Lors de cette même homélie de la messe de la Croix glorieuse, le pape évoque l’humilité qui préside au jubilé : « En suivant le parcours jubilaire sur les pas de Bernadette, l'essentiel du message de Lourdes nous est rappelé. Bernadette est l’aînée d’une famille très pauvre, qui ne possède ni savoir ni pouvoir, faible de santé. » Quelle est donc cette autre science, supérieure même, donnée ici dans ce beau pays de Bigorre ? Leçon à méditer aussi et à recevoir.

Le voyage marial est plus important qu’il n’y paraît. Les liens, apparemment lâches, entre les deux étapes du Saint-Père ne seraient-ils pas plus étroits qu’on ne le pense ? Écoutons George Weigel interviewé par Zenit : « Je crois que l'on voit clairement, à travers son œuvre théologique des quarante-cinq dernières années que Joseph Ratzinger a une profonde dévotion pour la Vierge et une vision claire de sa place dans l'histoire du salut. L'héritage bavarois du cardinal Ratzinger l'a sans doute aussi prédisposé à une piété mariale sérieuse. »

La dimension du voyage à Lourdes ne serait-elle pas proprement eschatologique ? Comprenons bien entendu le mot tel que Benoît XVI l’explique aux Bernardins à propos des moines : « Au sens existentiel : derrière le provisoire, ils cherchaient le définitif. » Dans son autobiographie intitulée Ma vie, le cardinal Ratzinger s’était déjà attardé sur cette « curieuse providence » : … « L’Église au siècle du progrès et de la foi en la science s’est trouvée le plus souvent représentée par des êtres tout simples comme Bernadette de Lourdes, par exemple. » À Lourdes, le pape invite à voir clair et à reconnaître par là même l’heure de Dieu que prépare toujours la Vierge immaculée, Porta caeli. L’heure est mariale, « l’heure est propice à un retour à Dieu », précisera bien le pape encore à son départ.
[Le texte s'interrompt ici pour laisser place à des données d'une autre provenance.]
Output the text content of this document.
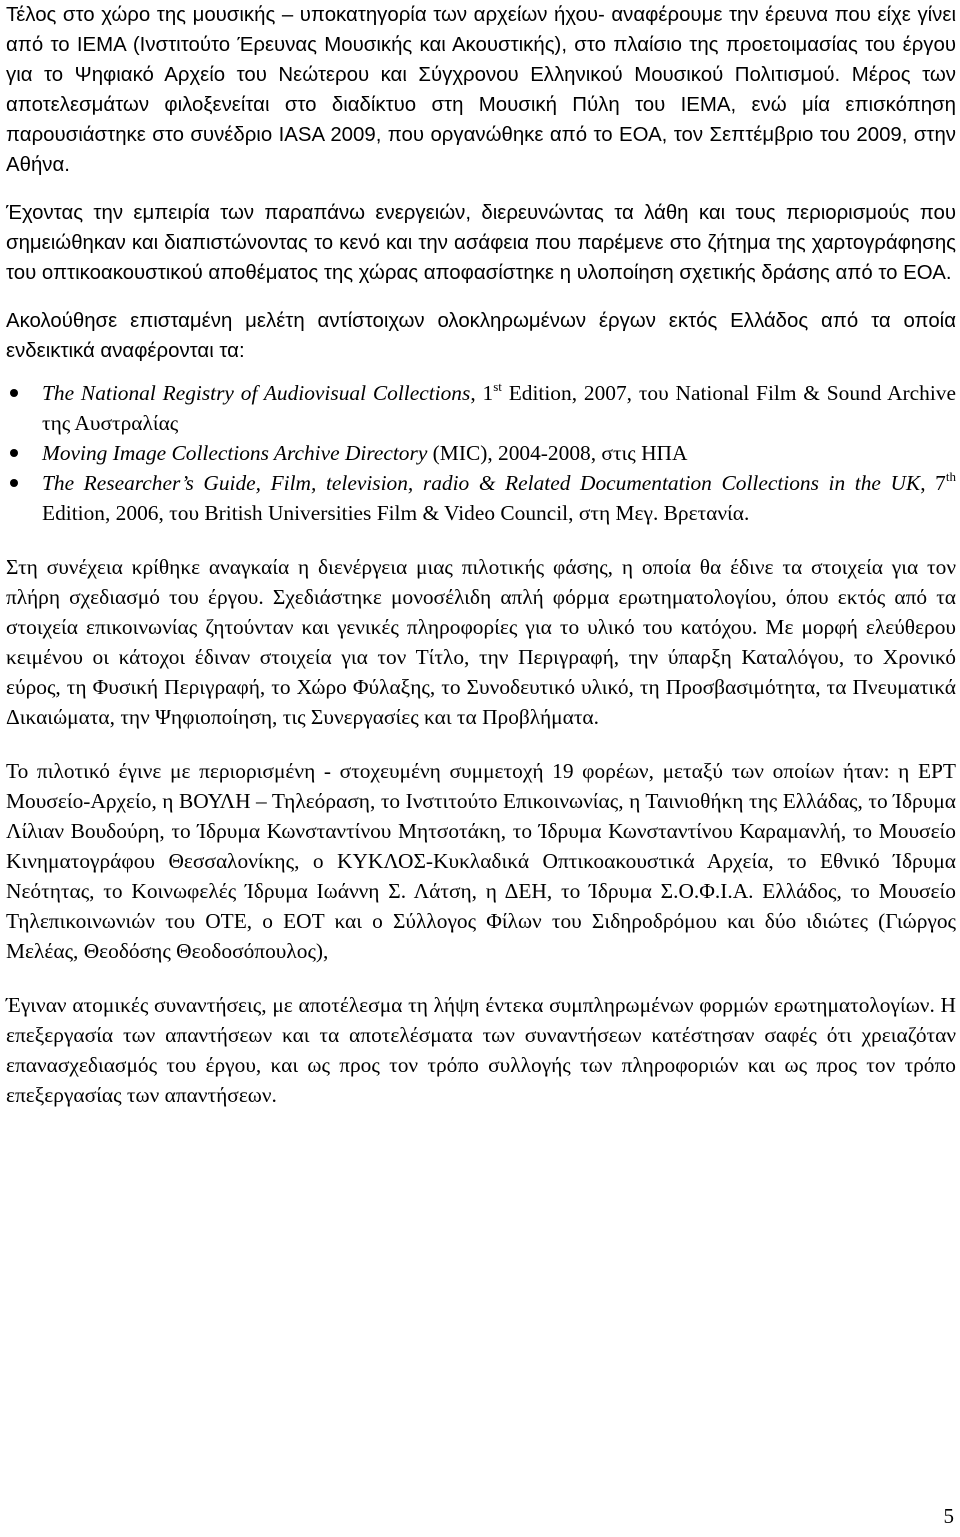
Τέλος στο χώρο της μουσικής – υποκατηγορία των αρχείων ήχου- αναφέρουμε την έρευνα που είχε γίνει από το ΙΕΜΑ (Ινστιτούτο Έρευνας Μουσικής και Ακουστικής), στο πλαίσιο της προετοιμασίας του έργου για το Ψηφιακό Αρχείο του Νεώτερου και Σύγχρονου Ελληνικού Μουσικού Πολιτισμού. Μέρος των αποτελεσμάτων φιλοξενείται στο διαδίκτυο στη Μουσική Πύλη του ΙΕΜΑ, ενώ μία επισκόπηση παρουσιάστηκε στο συνέδριο IASA 2009, που οργανώθηκε από το ΕΟΑ, τον Σεπτέμβριο του 2009, στην Αθήνα.

Έχοντας την εμπειρία των παραπάνω ενεργειών, διερευνώντας τα λάθη και τους περιορισμούς που σημειώθηκαν και διαπιστώνοντας το κενό και την ασάφεια που παρέμενε στο ζήτημα της χαρτογράφησης του οπτικοακουστικού αποθέματος της χώρας αποφασίστηκε η υλοποίηση σχετικής δράσης από το ΕΟΑ.

Ακολούθησε επισταμένη μελέτη αντίστοιχων ολοκληρωμένων έργων εκτός Ελλάδος από τα οποία ενδεικτικά αναφέρονται τα:

The National Registry of Audiovisual Collections, 1st Edition, 2007, του National Film & Sound Archive της Αυστραλίας
Moving Image Collections Archive Directory (MIC), 2004-2008, στις ΗΠΑ
The Researcher’s Guide, Film, television, radio & Related Documentation Collections in the UK, 7th Edition, 2006, του British Universities Film & Video Council, στη Μεγ. Βρετανία.

Στη συνέχεια κρίθηκε αναγκαία η διενέργεια μιας πιλοτικής φάσης, η οποία θα έδινε τα στοιχεία για τον πλήρη σχεδιασμό του έργου. Σχεδιάστηκε μονοσέλιδη απλή φόρμα ερωτηματολογίου, όπου εκτός από τα στοιχεία επικοινωνίας ζητούνταν και γενικές πληροφορίες για το υλικό του κατόχου. Με μορφή ελεύθερου κειμένου οι κάτοχοι έδιναν στοιχεία για τον Τίτλο, την Περιγραφή, την ύπαρξη Καταλόγου, το Χρονικό εύρος, τη Φυσική Περιγραφή, το Χώρο Φύλαξης, το Συνοδευτικό υλικό, τη Προσβασιμότητα, τα Πνευματικά Δικαιώματα, την Ψηφιοποίηση, τις Συνεργασίες και τα Προβλήματα.

Το πιλοτικό έγινε με περιορισμένη - στοχευμένη συμμετοχή 19 φορέων, μεταξύ των οποίων ήταν: η ΕΡΤ Μουσείο-Αρχείο, η ΒΟΥΛΗ – Τηλεόραση, το Ινστιτούτο Επικοινωνίας, η Ταινιοθήκη της Ελλάδας, το Ίδρυμα Λίλιαν Βουδούρη, το Ίδρυμα Κωνσταντίνου Μητσοτάκη, το Ίδρυμα Κωνσταντίνου Καραμανλή, το Μουσείο Κινηματογράφου Θεσσαλονίκης, ο ΚΥΚΛΟΣ-Κυκλαδικά Οπτικοακουστικά Αρχεία, το Εθνικό Ίδρυμα Νεότητας, το Κοινωφελές Ίδρυμα Ιωάννη Σ. Λάτση, η ΔΕΗ, το Ίδρυμα Σ.Ο.Φ.Ι.Α. Ελλάδος, το Μουσείο Τηλεπικοινωνιών του ΟΤΕ, ο ΕΟΤ και ο Σύλλογος Φίλων του Σιδηροδρόμου και δύο ιδιώτες (Γιώργος Μελέας, Θεοδόσης Θεοδοσόπουλος),

Έγιναν ατομικές συναντήσεις, με αποτέλεσμα τη λήψη έντεκα συμπληρωμένων φορμών ερωτηματολογίων. Η επεξεργασία των απαντήσεων και τα αποτελέσματα των συναντήσεων κατέστησαν σαφές ότι χρειαζόταν επανασχεδιασμός του έργου, και ως προς τον τρόπο συλλογής των πληροφοριών και ως προς τον τρόπο επεξεργασίας των απαντήσεων.

5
« Demeurez donc, heures propices », ne cessons-nous de nous redire après ces temps d’exception vécus à Paris et au Sanctuaire des apparitions de la Vierge. En ce mois de septembre 2008, dix ans jour pour jour après Fides et Ratio, deux ans après le tollé de Ratisbonne, Benoît XVI est « non seulement venu », mais il est « resté » et les paroles qu’il a généreusement données à la France se sont inscrites en lettres de feu dans les cœurs et les esprits. Elles nous rééduquent, nous réapprenant les vertus oubliées du signe de Croix, de l’angélus, de la communion, et de l’adoration. Difficile de ne pas les affronter dans une relecture « obéissante », tant les thèmes abordés touchent le tréfonds de l’âme humaine.

Que conserverons-nous le plus en nos cœurs ? Sans nul doute, les bras ouverts du pape, son regard de bonté mais par dessus tout son ample parole de paix qui fait l’unité.